Пётр Толстой засопел с отдышкою и тихо проговорил.

– Нам надобно не допустить, что бы государь не написал бы завещания никакого. Надо бы Макарова предупредить, что бы в оба глядел, что бы не миг не покидал государя, ни на миг! – Последнюю фразу он почти выкрикнул в истерике.

– А ты, Машка – грубо сказал Меньшиков, обращаясь к Императрице, ты Машка тоже неотлучно при нём находился, может приступ какой у него случиться, так ты его погладь, да прощения выпрашивай, за измену свою…

– Ой, Сашенька, не выпросить у него прощения мне никогда! Сам-то кобель блудливый, ни одной дырки не пропускал! А я только однажды согрешила, и такой гнев, страшный…

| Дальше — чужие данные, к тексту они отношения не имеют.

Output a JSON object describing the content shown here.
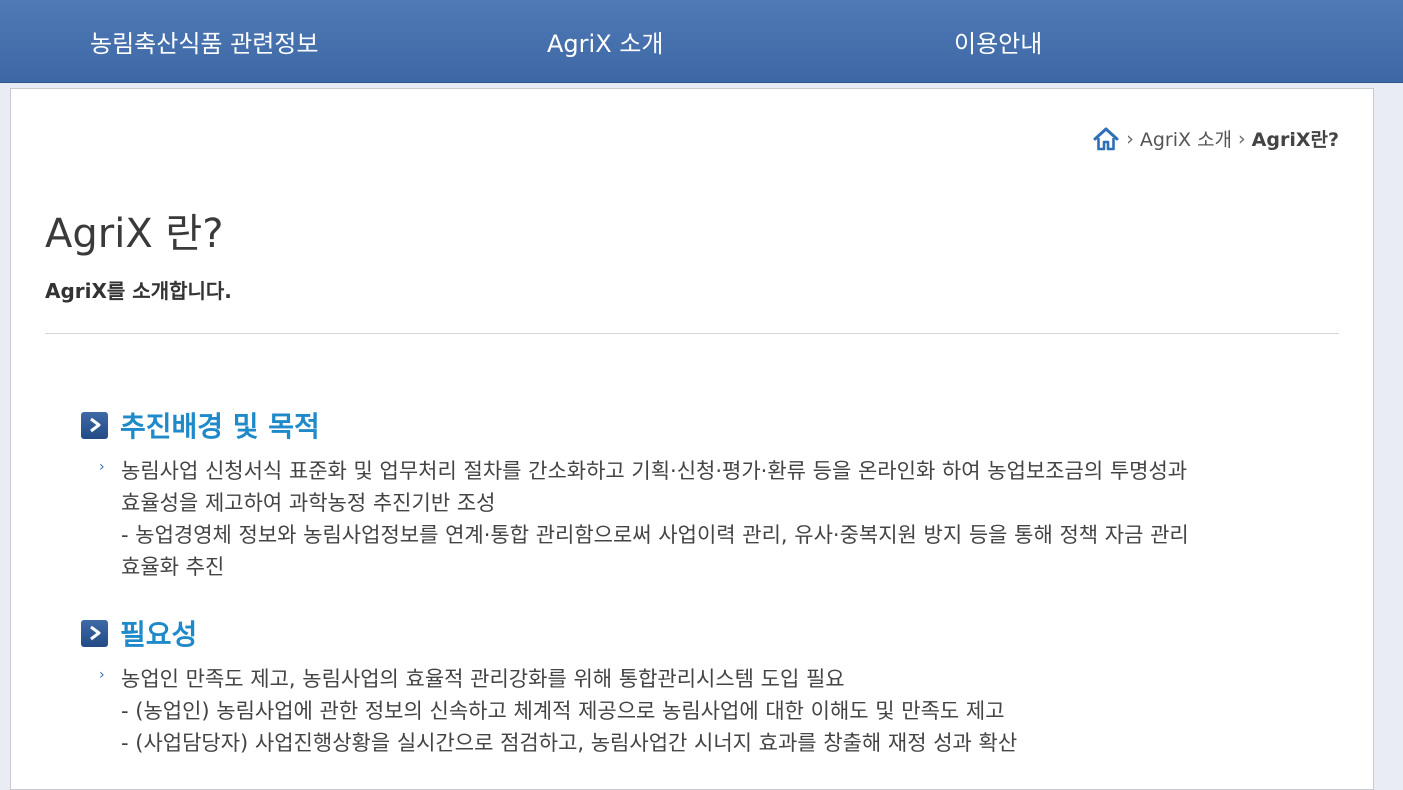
{
  "nav": {
    "items": [
      {
        "label": "농림축산식품 관련정보"
      },
      {
        "label": "AgriX 소개"
      },
      {
        "label": "이용안내"
      }
    ]
  },
  "breadcrumb": {
    "home_icon": "home-icon",
    "level1": "AgriX 소개",
    "current": "AgriX란?"
  },
  "page": {
    "title": "AgriX 란?",
    "subtitle": "AgriX를 소개합니다."
  },
  "sections": [
    {
      "title": "추진배경 및 목적",
      "lines": [
        "농림사업 신청서식 표준화 및 업무처리 절차를 간소화하고 기획·신청·평가·환류 등을 온라인화 하여 농업보조금의 투명성과",
        "효율성을 제고하여 과학농정 추진기반 조성",
        "- 농업경영체 정보와 농림사업정보를 연계·통합 관리함으로써 사업이력 관리, 유사·중복지원 방지 등을 통해 정책 자금 관리",
        "효율화 추진"
      ]
    },
    {
      "title": "필요성",
      "lines": [
        "농업인 만족도 제고, 농림사업의 효율적 관리강화를 위해 통합관리시스템 도입 필요",
        "- (농업인) 농림사업에 관한 정보의 신속하고 체계적 제공으로 농림사업에 대한 이해도 및 만족도 제고",
        "- (사업담당자) 사업진행상황을 실시간으로 점검하고, 농림사업간 시너지 효과를 창출해 재정 성과 확산"
      ]
    }
  ],
  "colors": {
    "nav_bg": "#4670ae",
    "section_title": "#1f8ac9",
    "icon_bg": "#2c5a98"
  }
}
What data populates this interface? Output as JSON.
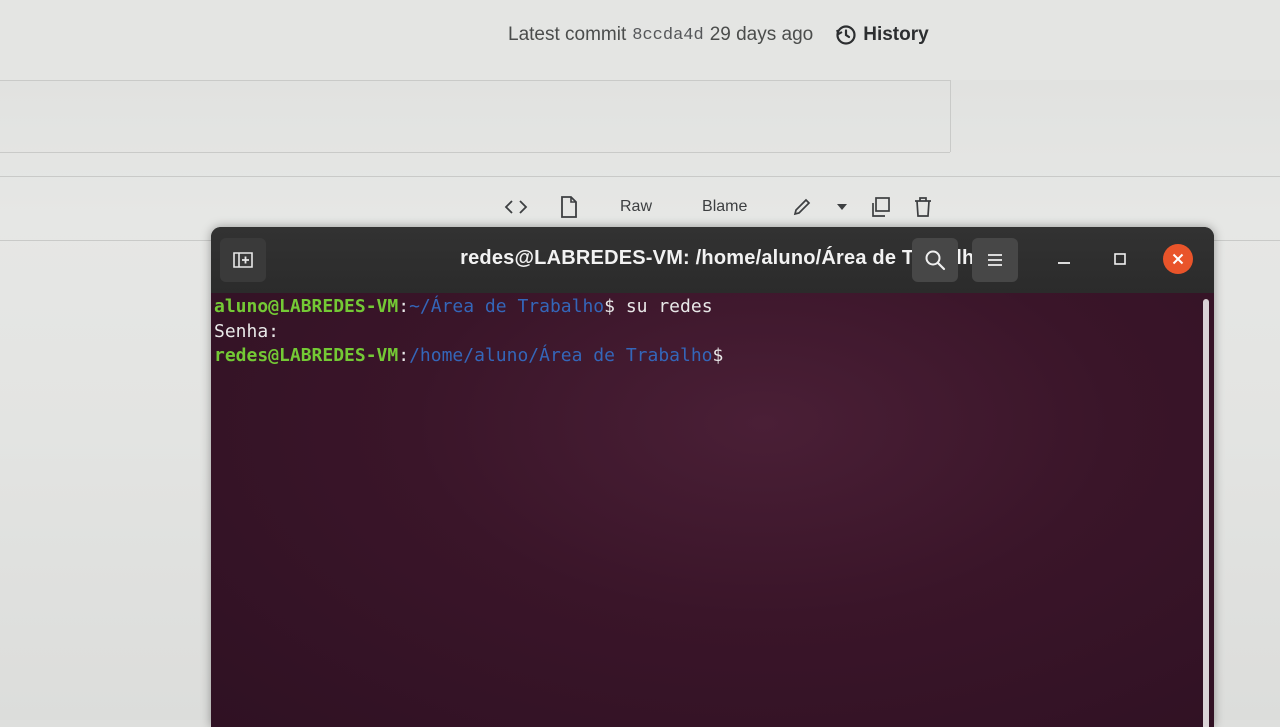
{
  "background_page": {
    "commit": {
      "label": "Latest commit",
      "sha": "8ccda4d",
      "age": "29 days ago",
      "history_label": "History"
    },
    "file_toolbar": {
      "raw_label": "Raw",
      "blame_label": "Blame"
    }
  },
  "terminal": {
    "title": "redes@LABREDES-VM: /home/aluno/Área de Trabalho",
    "lines": [
      {
        "user_host": "aluno@LABREDES-VM",
        "sep": ":",
        "path": "~/Área de Trabalho",
        "prompt": "$",
        "command": " su redes"
      },
      {
        "text": "Senha:"
      },
      {
        "user_host": "redes@LABREDES-VM",
        "sep": ":",
        "path": "/home/aluno/Área de Trabalho",
        "prompt": "$",
        "command": ""
      }
    ]
  },
  "colors": {
    "terminal_bg": "#3a1529",
    "titlebar_bg": "#2f2f2f",
    "prompt_user": "#74c935",
    "prompt_path": "#3466b9",
    "close_button": "#e9542a"
  },
  "icons": [
    "history-icon",
    "code-icon",
    "file-icon",
    "pencil-icon",
    "caret-down-icon",
    "copy-icon",
    "trash-icon",
    "new-tab-icon",
    "search-icon",
    "hamburger-menu-icon",
    "minimize-icon",
    "maximize-icon",
    "close-icon"
  ]
}
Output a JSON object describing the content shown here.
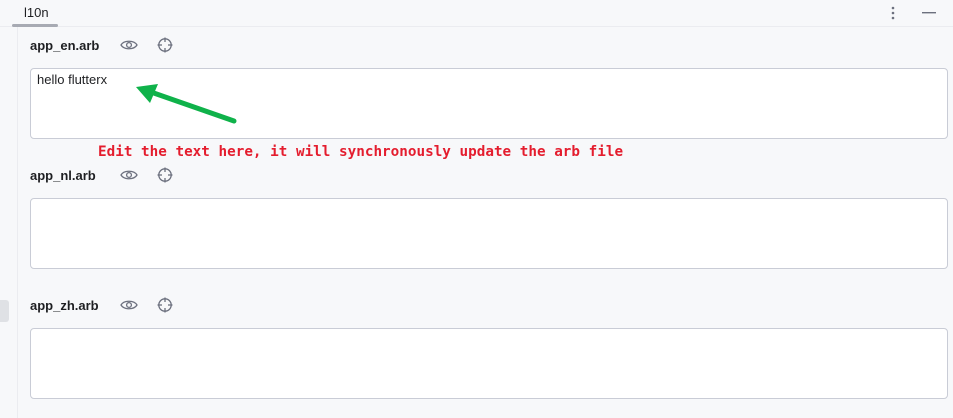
{
  "tab": {
    "label": "l10n"
  },
  "tab_actions": [
    {
      "icon": "more-vertical-icon"
    },
    {
      "icon": "minimize-icon"
    }
  ],
  "sections": [
    {
      "file": "app_en.arb",
      "value": "hello flutterx"
    },
    {
      "file": "app_nl.arb",
      "value": ""
    },
    {
      "file": "app_zh.arb",
      "value": ""
    }
  ],
  "annotation": {
    "text": "Edit the text here, it will synchronously update the arb file",
    "color": "#e41d2e",
    "arrow_color": "#0fb24a"
  }
}
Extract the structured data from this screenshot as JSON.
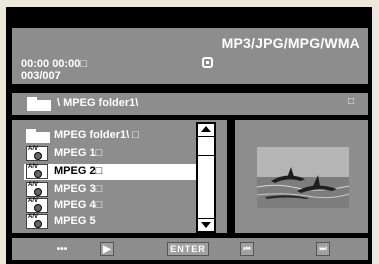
{
  "header": {
    "title": "MP3/JPG/MPG/WMA",
    "time": "00:00  00:00□",
    "track": "003/007"
  },
  "path": {
    "label": "\\ MPEG folder1\\",
    "end_glyph": "□"
  },
  "list": {
    "items": [
      {
        "label": "MPEG folder1\\  □",
        "icon": "folder-icon"
      },
      {
        "label": "MPEG 1□",
        "icon": "av-disc-icon"
      },
      {
        "label": "MPEG 2□",
        "icon": "av-disc-icon",
        "selected": true
      },
      {
        "label": "MPEG 3□",
        "icon": "av-disc-icon"
      },
      {
        "label": "MPEG 4□",
        "icon": "av-disc-icon"
      },
      {
        "label": "MPEG 5",
        "icon": "av-disc-icon"
      }
    ],
    "av_text": "A/V"
  },
  "controls": {
    "dpad": "•••",
    "play": "▶",
    "enter": "ENTER",
    "prev": "⏮",
    "next": "⏭"
  }
}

Меньшиков расхохотался ей прямо в лицо.

– Уж ты-то не грешила? Не строй из себя целку невинную! А будешь ерепениться, так сразу и прознают все, какого ты роду племени, и что имя тебе и не Марта вовсе, а Мириам. Мирьям Самуиловна! А? Хороша литовка! Мирьям Самуиловна, государыня русская! Про то я пока один знаю, да вот Петька, да казак энтот, который сам с жидовкою связался. Ладно не серчай, государыня. У нас сейчас общая забота, что бы завещания не было, и что б не выздоровел Антихрист энтот случайно. Что-то стал к нему захаживать этот чёрт черномазый, бастард евоный. Не нравится мне это. Ты Пётр Андреевич уже позаботься, как использовать его.

Эта речь Меньшикова произвела на Алексея ужасное и гнетущее впечатление. Получается, что в порыве отомстить супостату, вступил он в сделку с ещё большим мерзавцев, и подставляет теперь самых близких ему людей, Рахеличку и Абрама Петровича. Он опустил глаза в пол, что бы не выдать смятения и ярости своей, равнодушно шевельнул усом и сказал.

– Ну а что мне теперя делать, я же, вроде, не на службе ужо. В отставке. Какие мои шаги должны быть?

– А ты вот, что, с завтрашнего дню, приводи-ка две самые верные роты Преображенского во дворец, к опочивальне, как охрану, старую сменим, да ещё вот, две роты под окнами поставь, пусть всё время в барабаны бьют и славу государыне кричат, что бы недругов наших страх в сердца проник, ну и что бы Императору непокойно было, что бы озлился он, и что б припадок его разбил. А там уже наша Императрица постарается… На том и порешили.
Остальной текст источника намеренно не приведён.